Ogorzalek was also pleased to see a reference to how Carter’s famous “Crisis of Confidence” speech was featured in Miracle, a movie about the 1980 U.S. Olympic men’s hockey team, which memorably defeated the Soviet Union on its way to winning a gold medal during Carter’s presidency.

“When we got to the end of our visit, I knew I got something for being at all the libraries, so I said something to the staff member who was there,” said Ogorzalek. “I told him I’d been to all of them, and he said, ‘No way!’ Then he flipped through every page of my passport, and he said, ‘You’ve really done them all. I’ll be right back.’ When he came back, he said, ‘On behalf of the National Archives and Records Administration, I would like to award you with this presidential coin.’ There was another couple there, and they applauded.”

Stirring emotions

One of Ogorzalek’s early favorite libraries was in Simi Valley, California.

“Reagan’s was the most emotional for me,” she said. “It was the only library I cried at. I’m getting goosebumps right now just thinking about it.”

All of the libraries, she said, have a piece of the Berlin wall, but it was Reagan, of course, who uttered the famous line in his 1987 Brandenburg Gate speech: “Mr. Gorbachev, tear down this wall!”

Ogorzalek and Botkin visited Richard Nixon’s library in Yorba Linda, California, on the same trip.

“There was a beautiful emerald necklace at Nixon’s library,” said Ogorzalek. “All of the gifts that presidents and their wives receive from leaders of other countries, they can’t keep them. They go into these permanent collections, and all of the libraries talked about those kinds of gifts.”

On the East Coast, the traveling companions visited John F. Kennedy’s library in Boston in 2017 during the centennial celebration of the 35th president’s birthday. On the same trip, they crossed off from the list Franklin Roosevelt’s library in Hyde Park, New York.

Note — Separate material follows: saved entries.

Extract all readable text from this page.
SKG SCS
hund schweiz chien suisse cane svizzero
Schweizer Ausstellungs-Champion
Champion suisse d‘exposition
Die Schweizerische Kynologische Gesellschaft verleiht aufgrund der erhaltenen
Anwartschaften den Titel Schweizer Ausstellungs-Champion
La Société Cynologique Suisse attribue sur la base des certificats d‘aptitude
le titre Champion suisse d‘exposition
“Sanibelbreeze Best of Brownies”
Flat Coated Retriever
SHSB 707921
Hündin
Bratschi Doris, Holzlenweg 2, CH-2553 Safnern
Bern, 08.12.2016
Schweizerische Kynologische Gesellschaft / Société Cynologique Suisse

“One of the exhibits there had a list of soldiers from all over the place, and I saw the names of people from Alexis, Little York and Monmouth,” said Ogorzalek. “They were mostly Winbiglers and Simpsons. And there was also a display about the Japanese internment camps. It was very emotional to walk through that.”

Ogorzalek believes there is no substitute for firsthand experiences with history.

“I love history,” she said. “There’s no way we would’ve learned everything we did by sitting in a classroom. People don’t take advantage of the history that’s all around them. I spent part of my youth in New England, and I never went to places like Plymouth Rock or Salem.”

In one memorable moment, Ogorzalek reached out and touched history in a different way.

“I was just coming back from maternity leave after having our second child,” she said of Bush’s visit to Monmouth in the spring of 2000. “I’d only been back to work since May 1. For the ceremony, I stood at my normal place by the Monmouth College sign. As President Bush walked to the end of his recessional, I shook his hand. He didn’t see the step there, so I kind of caught him. I saved the President from falling.”

Which, in a sense, proved one of her points about what she learned from visiting the libraries.

“They’re real people,” she said. “Like them or not like them, they’ve shaped our lives. At all the libraries, I learned there’s more to a president than what the media tells us about them. I learned about them as a person. I like to get to know a person, and I want my version of who they are, not what somebody tells me I should think. At these libraries, you get to pick and choose what resonates with you.”